Donald Trump released a video statement on Twitter Monday vowing that he'll "tax China to build up America" if he becomes president — but he would have no power to do so.

It's a twist on his often repeated lie as president that the Chinese treasury was paying his imposed duties on imported Chinese goods directly to the U.S. government. He again claimed in his video that China paid "hundreds of billions of dollars" to the U.S. because of his tariffs.

But such duties are paid by U.S. importers, such as giant retailers like Walmart and Target — not China. American importers must absorb the costs or pass them on to American consumers. Higher consumer costs during a Trump presidency would not be an effective inflation-fighting move.

"He still hasn't worked out who pays the tariffs," quipped one Twitter wag.

Trump's trade war with China cost Americans an additional $3 billion a month in higher prices in 2018, according to a 2019 study by economists from the Federal Reserve Bank in New York and Princeton and Columbia University. “Overall ... we find that the full incidence of the tariff falls on domestic consumers," the analysis concluded.

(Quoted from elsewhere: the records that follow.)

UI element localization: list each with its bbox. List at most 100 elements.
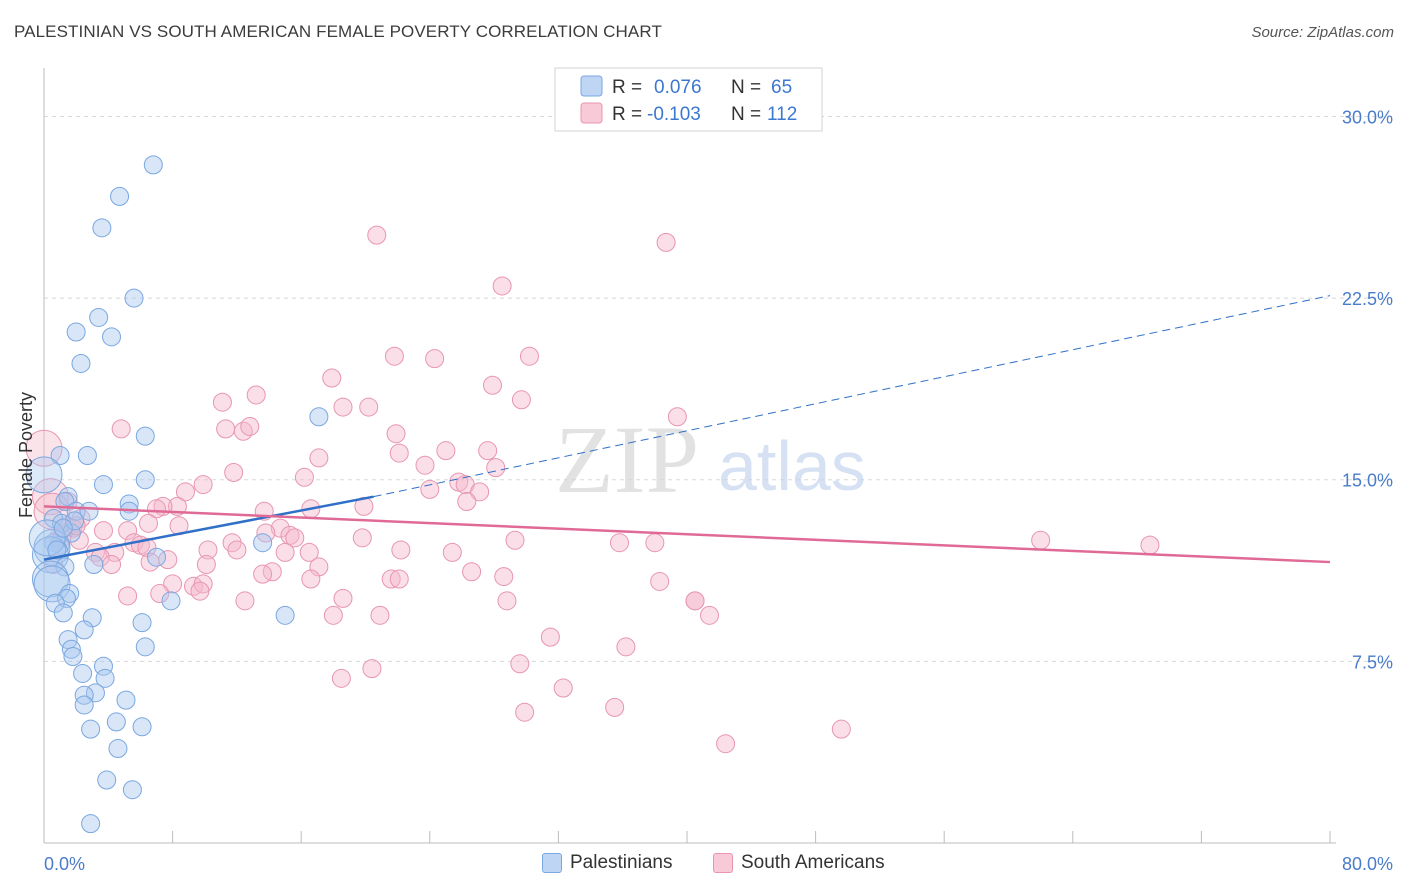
palestinians-point [77, 446, 97, 465]
palestinians-point [93, 656, 113, 676]
palestinians-point [63, 647, 83, 667]
legend-blue-r-label: R = [612, 77, 642, 98]
palestinians-point [110, 186, 130, 206]
south-americans-point [299, 542, 319, 562]
south-americans-point [511, 390, 531, 410]
palestinians-point [81, 814, 101, 834]
x-axis-ticks [172, 831, 1331, 843]
palestinians-point [89, 307, 109, 327]
south-americans-point [240, 416, 260, 436]
south-americans-point [118, 521, 138, 541]
legend-item-palestinians: Palestinians [542, 852, 672, 874]
legend-pink-swatch [580, 102, 603, 124]
south-americans-point [275, 542, 295, 562]
south-americans-point [650, 571, 670, 591]
south-americans-point [831, 719, 851, 739]
palestinians-point [45, 593, 65, 613]
south-americans-point [193, 475, 213, 495]
chart-source: Source: ZipAtlas.com [1251, 24, 1394, 41]
legend-label-palestinians: Palestinians [570, 852, 673, 873]
south-americans-point [415, 455, 435, 475]
south-americans-point [227, 540, 247, 560]
south-americans-point [381, 569, 401, 589]
palestinians-points [25, 155, 329, 834]
south-americans-point [147, 499, 167, 519]
south-americans-point [553, 678, 573, 698]
legend-top: R = 0.076 N = 65 R = -0.103 N = 112 [554, 67, 823, 132]
south-americans-point [163, 574, 183, 594]
x-tick-label-min: 0.0% [44, 854, 85, 874]
legend-swatch-palestinians [542, 853, 562, 873]
south-americans-point [137, 538, 157, 558]
palestinians-point [74, 685, 94, 705]
south-americans-point [102, 554, 122, 574]
palestinians-point [106, 712, 126, 732]
south-americans-point [462, 562, 482, 582]
south-americans-trend [43, 505, 1331, 564]
south-americans-point [294, 467, 314, 487]
palestinians-point [97, 770, 117, 790]
south-americans-point [352, 528, 372, 548]
y-tick-label: 7.5% [1352, 652, 1393, 672]
south-americans-point [389, 569, 409, 589]
palestinians-point [74, 620, 94, 640]
legend-pink-r-label: R = [612, 104, 642, 125]
legend-blue-swatch [580, 75, 603, 97]
trend-lines [43, 295, 1331, 564]
south-americans-point [519, 346, 539, 366]
south-americans-point [93, 521, 113, 541]
south-americans-point [31, 478, 69, 516]
south-americans-point [235, 591, 255, 611]
palestinians-point [47, 540, 67, 560]
palestinians-point [132, 613, 152, 633]
palestinians-point [84, 554, 104, 574]
south-americans-point [478, 441, 498, 461]
south-americans-point [140, 552, 160, 572]
south-americans-point [138, 513, 158, 533]
palestinians-trend-dashed [373, 295, 1331, 498]
y-tick-label: 15.0% [1342, 471, 1393, 491]
south-americans-point [494, 567, 514, 587]
x-tick-label-max: 80.0% [1342, 854, 1393, 874]
south-americans-point [482, 375, 502, 395]
palestinians-point [53, 603, 73, 623]
south-americans-point [285, 528, 305, 548]
south-americans-point [333, 588, 353, 608]
palestinians-point [102, 327, 122, 347]
y-tick-labels: 7.5% 15.0% 22.5% 30.0% [1342, 107, 1393, 672]
south-americans-point [492, 276, 512, 296]
south-americans-point [442, 542, 462, 562]
palestinians-point [108, 739, 128, 759]
south-americans-point [716, 734, 736, 754]
palestinians-point [61, 639, 81, 659]
south-americans-point [270, 518, 290, 538]
south-americans-point [1140, 535, 1160, 555]
south-americans-point [515, 702, 535, 722]
south-americans-point [540, 627, 560, 647]
legend-blue-n-value: 65 [771, 77, 792, 98]
palestinians-point [71, 353, 91, 373]
palestinians-point [92, 218, 112, 238]
palestinians-point [275, 605, 295, 625]
palestinians-point [85, 683, 105, 703]
south-americans-point [216, 419, 236, 439]
palestinians-point [143, 155, 163, 175]
south-americans-point [175, 482, 195, 502]
south-americans-point [224, 462, 244, 482]
legend-item-south-americans: South Americans [713, 852, 885, 874]
south-americans-point [616, 637, 636, 657]
palestinians-point [57, 588, 77, 608]
palestinians-point [253, 533, 273, 553]
south-americans-point [198, 540, 218, 560]
south-americans-point [497, 591, 517, 611]
legend-blue-r-value: 0.076 [654, 77, 702, 98]
south-americans-point [25, 429, 63, 467]
legend-pink-r-value: -0.103 [647, 104, 701, 125]
south-americans-point [370, 605, 390, 625]
south-americans-point [391, 540, 411, 560]
south-americans-point [457, 492, 477, 512]
south-americans-point [656, 232, 676, 252]
south-americans-point [384, 346, 404, 366]
south-americans-point [333, 397, 353, 417]
legend-blue-n-label: N = [731, 77, 761, 98]
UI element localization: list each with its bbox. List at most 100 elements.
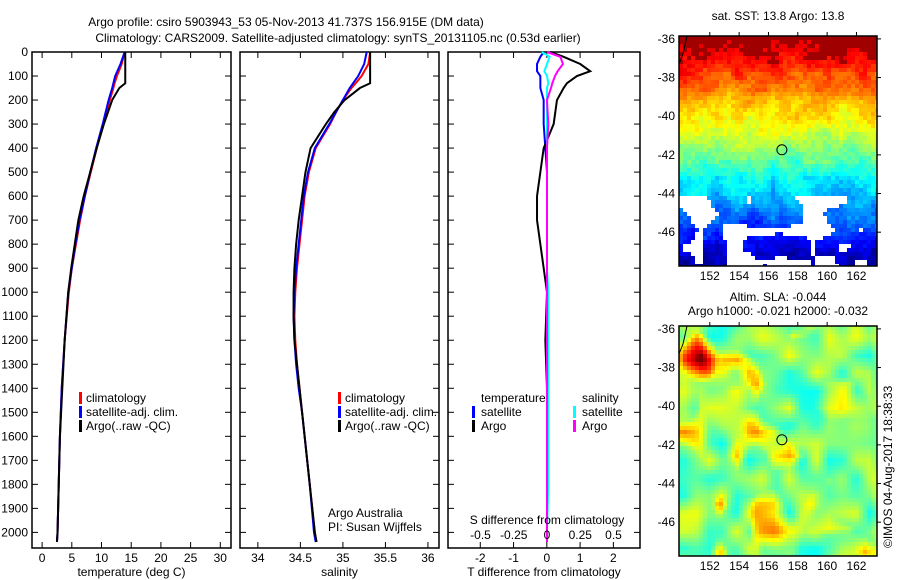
legend-swatch [79, 406, 82, 418]
legend-label: Argo [481, 419, 507, 433]
legend-swatch [79, 392, 82, 404]
map-x-tick-label: 160 [817, 559, 837, 573]
series-line-climatology [293, 51, 372, 543]
y-tick-label: 1200 [1, 333, 28, 347]
x-tick-label: 1 [577, 551, 584, 565]
s-tick-label: 0.5 [605, 528, 622, 542]
title-line-1: Argo profile: csiro 5903943_53 05-Nov-20… [88, 15, 484, 29]
sla-map-subtitle: Argo h1000: -0.021 h2000: -0.032 [688, 304, 868, 318]
x-tick-label: 34 [251, 551, 265, 565]
x-axis-label: T difference from climatology [467, 565, 621, 579]
legend-label: Argo(..raw -QC) [345, 419, 430, 433]
s-axis-label: S difference from climatology [470, 513, 625, 527]
plot-frame-1 [239, 51, 440, 549]
series-line-argo-raw-qc- [292, 52, 372, 543]
pi-text: PI: Susan Wijffels [328, 520, 422, 534]
y-tick-label: 1500 [1, 405, 28, 419]
argo-location-marker [776, 144, 788, 156]
legend-swatch [338, 392, 341, 404]
map-x-tick-label: 156 [758, 269, 778, 283]
map-x-tick-label: 160 [817, 269, 837, 283]
map-y-tick-label: -38 [658, 71, 676, 85]
map-y-tick-label: -36 [658, 32, 676, 46]
x-tick-label: 10 [95, 551, 109, 565]
x-axis-label: temperature (deg C) [77, 565, 185, 579]
map-x-tick-label: 152 [700, 559, 720, 573]
y-tick-label: 2000 [1, 525, 28, 539]
x-tick-label: 20 [154, 551, 168, 565]
plot-frame-0 [31, 51, 232, 549]
x-tick-label: 35 [336, 551, 350, 565]
map-x-tick-label: 154 [729, 269, 749, 283]
y-tick-label: 1000 [1, 285, 28, 299]
map-x-tick-label: 152 [700, 269, 720, 283]
s-tick-label: -0.25 [500, 528, 528, 542]
map-y-tick-label: -42 [658, 438, 676, 452]
credit-text: Argo Australia [328, 506, 403, 520]
plot-frame-2 [447, 51, 641, 549]
title-line-2: Climatology: CARS2009. Satellite-adjuste… [95, 31, 580, 45]
legend-label: satellite-adj. clim. [86, 405, 178, 419]
y-tick-label: 700 [8, 213, 28, 227]
y-tick-label: 1800 [1, 477, 28, 491]
legend-swatch [338, 406, 341, 418]
x-tick-label: 30 [214, 551, 228, 565]
map-y-tick-label: -36 [658, 322, 676, 336]
s-tick-label: 0 [544, 528, 551, 542]
y-tick-label: 600 [8, 189, 28, 203]
map-x-tick-label: 162 [846, 559, 866, 573]
y-tick-label: 1300 [1, 357, 28, 371]
map-y-tick-label: -40 [658, 109, 676, 123]
map-frame [678, 325, 878, 557]
y-tick-label: 1700 [1, 453, 28, 467]
x-tick-label: -2 [475, 551, 486, 565]
copyright-text: ©IMOS 04-Aug-2017 18:38:33 [881, 385, 895, 548]
map-y-tick-label: -42 [658, 148, 676, 162]
x-tick-label: 25 [184, 551, 198, 565]
legend-swatch [472, 406, 475, 418]
y-tick-label: 900 [8, 261, 28, 275]
map-x-tick-label: 156 [758, 559, 778, 573]
legend-swatch [472, 420, 475, 432]
legend-swatch [338, 420, 341, 432]
x-tick-label: 0 [543, 551, 550, 565]
x-tick-label: 34.5 [289, 551, 313, 565]
legend-swatch [79, 420, 82, 432]
legend-label: Argo [582, 419, 608, 433]
legend-label: climatology [86, 391, 146, 405]
y-tick-label: 1400 [1, 381, 28, 395]
y-tick-label: 1600 [1, 429, 28, 443]
legend-swatch [573, 420, 576, 432]
series-line-argo-raw-qc- [55, 52, 127, 543]
map-x-tick-label: 158 [788, 559, 808, 573]
s-tick-label: -0.5 [470, 528, 491, 542]
map-y-tick-label: -40 [658, 399, 676, 413]
legend-title-temperature: temperature [481, 391, 546, 405]
map-x-tick-label: 162 [846, 269, 866, 283]
y-tick-label: 500 [8, 165, 28, 179]
legend-label: satellite-adj. clim. [345, 405, 437, 419]
map-frame [678, 35, 878, 267]
y-tick-label: 300 [8, 117, 28, 131]
s-tick-label: 0.25 [569, 528, 593, 542]
sla-map-image [679, 326, 877, 556]
map-y-tick-label: -44 [658, 187, 676, 201]
y-tick-label: 400 [8, 141, 28, 155]
x-tick-label: 2 [610, 551, 617, 565]
x-axis-label: salinity [321, 565, 358, 579]
coastline [678, 35, 688, 65]
x-tick-label: 35.5 [374, 551, 398, 565]
series-line-t-argo [536, 51, 593, 542]
legend-label: satellite [481, 405, 522, 419]
sla-map-title: Altim. SLA: -0.044 [730, 290, 827, 304]
map-y-tick-label: -46 [658, 515, 676, 529]
coastline [678, 325, 688, 355]
series-line-s-argo [545, 51, 565, 542]
y-tick-label: 800 [8, 237, 28, 251]
map-x-tick-label: 154 [729, 559, 749, 573]
y-tick-label: 1100 [2, 309, 28, 323]
legend-label: climatology [345, 391, 405, 405]
x-tick-label: 5 [68, 551, 75, 565]
map-x-tick-label: 158 [788, 269, 808, 283]
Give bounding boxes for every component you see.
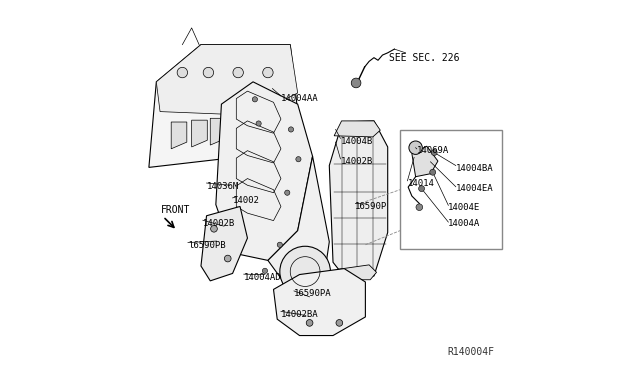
Text: 16590P: 16590P (355, 202, 388, 211)
Circle shape (289, 127, 294, 132)
Circle shape (233, 67, 243, 78)
Polygon shape (191, 120, 207, 147)
Text: 14004BA: 14004BA (456, 164, 493, 173)
Text: 14004A: 14004A (449, 219, 481, 228)
Text: 14002B: 14002B (340, 157, 372, 166)
Circle shape (256, 121, 261, 126)
Text: 14014: 14014 (408, 179, 435, 187)
Circle shape (262, 67, 273, 78)
Circle shape (262, 268, 268, 273)
Text: 14004B: 14004B (340, 137, 372, 146)
Polygon shape (412, 146, 438, 177)
Circle shape (203, 67, 214, 78)
Polygon shape (334, 121, 380, 137)
Text: FRONT: FRONT (161, 205, 190, 215)
Circle shape (351, 78, 361, 88)
Text: l6590PB: l6590PB (188, 241, 225, 250)
Circle shape (336, 320, 342, 326)
Polygon shape (201, 206, 248, 281)
Text: 14004E: 14004E (449, 203, 481, 212)
Text: R140004F: R140004F (448, 347, 495, 357)
Circle shape (211, 225, 218, 232)
Circle shape (429, 169, 436, 175)
Text: 14002BA: 14002BA (281, 310, 319, 319)
Polygon shape (216, 82, 312, 260)
Circle shape (252, 97, 257, 102)
Text: 14004AA: 14004AA (281, 94, 319, 103)
Circle shape (280, 246, 330, 297)
Circle shape (409, 141, 422, 154)
Circle shape (431, 150, 437, 155)
Polygon shape (156, 45, 298, 115)
Circle shape (285, 190, 290, 195)
Circle shape (416, 204, 422, 211)
Polygon shape (330, 121, 388, 280)
Text: 14004AD: 14004AD (244, 273, 282, 282)
Text: 14002: 14002 (232, 196, 259, 205)
Text: SEE SEC. 226: SEE SEC. 226 (389, 53, 460, 62)
Text: 14002B: 14002B (203, 219, 235, 228)
Polygon shape (211, 118, 226, 145)
Polygon shape (338, 265, 376, 280)
Polygon shape (149, 45, 298, 167)
Text: 14004EA: 14004EA (456, 185, 493, 193)
Circle shape (419, 186, 424, 192)
Text: 14069A: 14069A (417, 146, 449, 155)
Polygon shape (172, 122, 187, 149)
Circle shape (296, 157, 301, 162)
Polygon shape (273, 269, 365, 336)
Polygon shape (229, 116, 244, 143)
Circle shape (277, 242, 282, 247)
Circle shape (225, 255, 231, 262)
Circle shape (306, 320, 313, 326)
Text: 14036M: 14036M (207, 182, 239, 190)
Text: 16590PA: 16590PA (294, 289, 332, 298)
Bar (400, 130, 502, 249)
Circle shape (177, 67, 188, 78)
Polygon shape (268, 156, 330, 299)
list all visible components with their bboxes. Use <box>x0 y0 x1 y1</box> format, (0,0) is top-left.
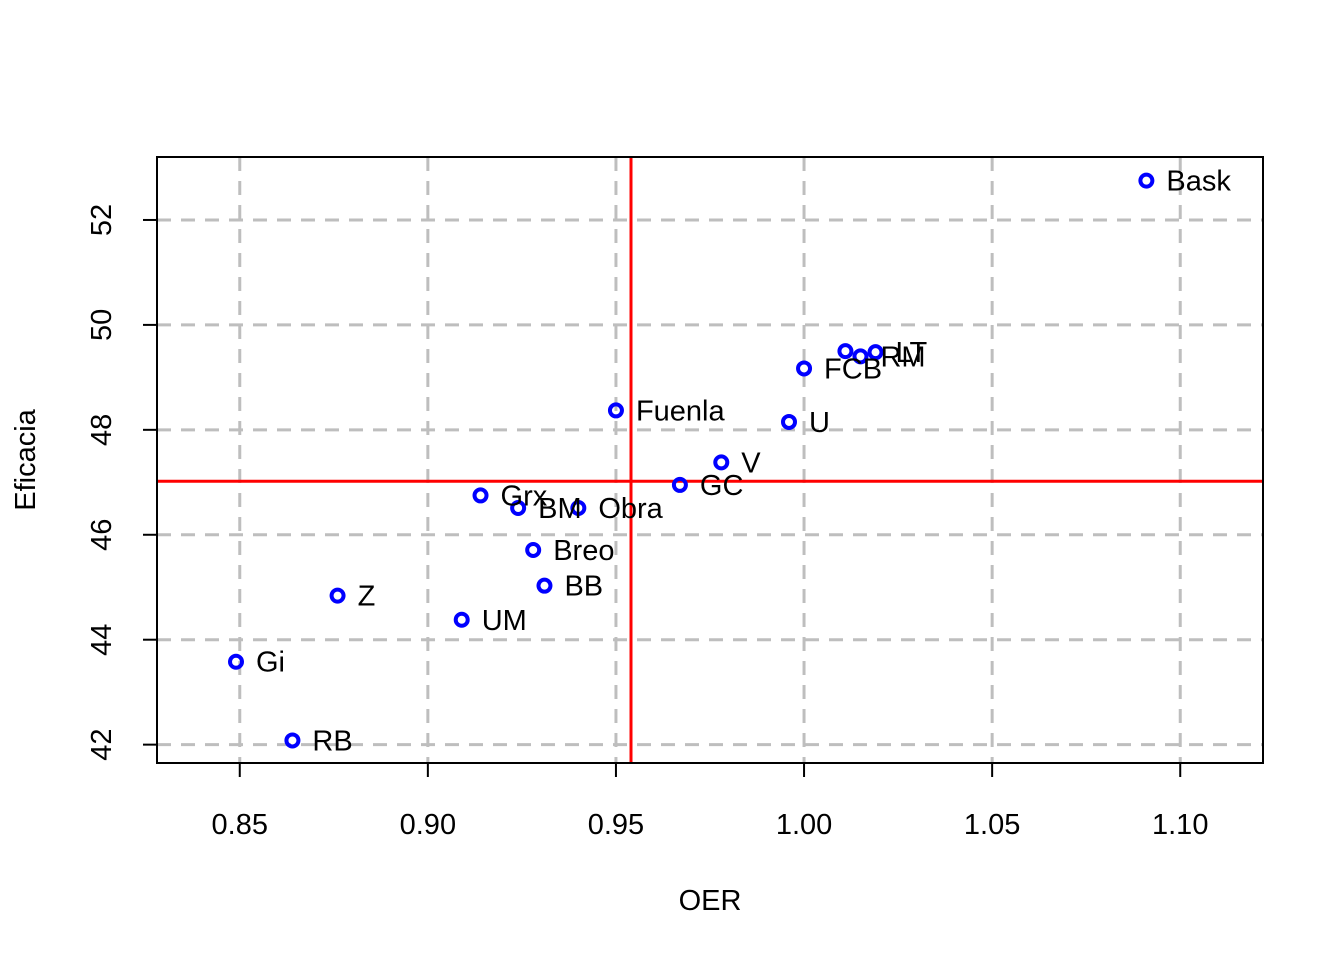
data-point-15 <box>453 611 470 628</box>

“Any [import] cost increase puts us in a tough place,” Jennifer Lee, whose family owns the Footprint shoe store in San Francisco, told the Associated Press in 2019. “It makes it tough for business owners because we will have to take a hit on our margins, but it will also be difficult for us to pass it on to our shoppers."

Despite Trump's import duties on Chinese goods, America's trade deficit soared to its highest level since 2008 from the start of his presidency to its end, the Commerce Department reported in 2021.

Trump also vowed in his statement posted on Twitter that he would ban imports from China of all "essential goods" in four years, which he could do, though that again would likely significantly increase consumer costs without the competition from Chinese products.

Trump stated his aim in shutting down foreign imports is to protect American jobs, forgetting that it was largely the Republicans who gave corporations free rein to reduce manufacturing costs by switching to cheap labor abroad.

Trump and his family have also personally benefited from a relationship with China — during the Trump administration. The Chinese government granted 18 trademarks to companies linked to Trump and his daughter Ivanka in 2018, even as she was working as a White House adviser in her dad's administration.

Husband Jared Kushner's family also actively courted deals in China while he was working in the White House and touted green cards for investment cash in Kushner companies in a controversial program.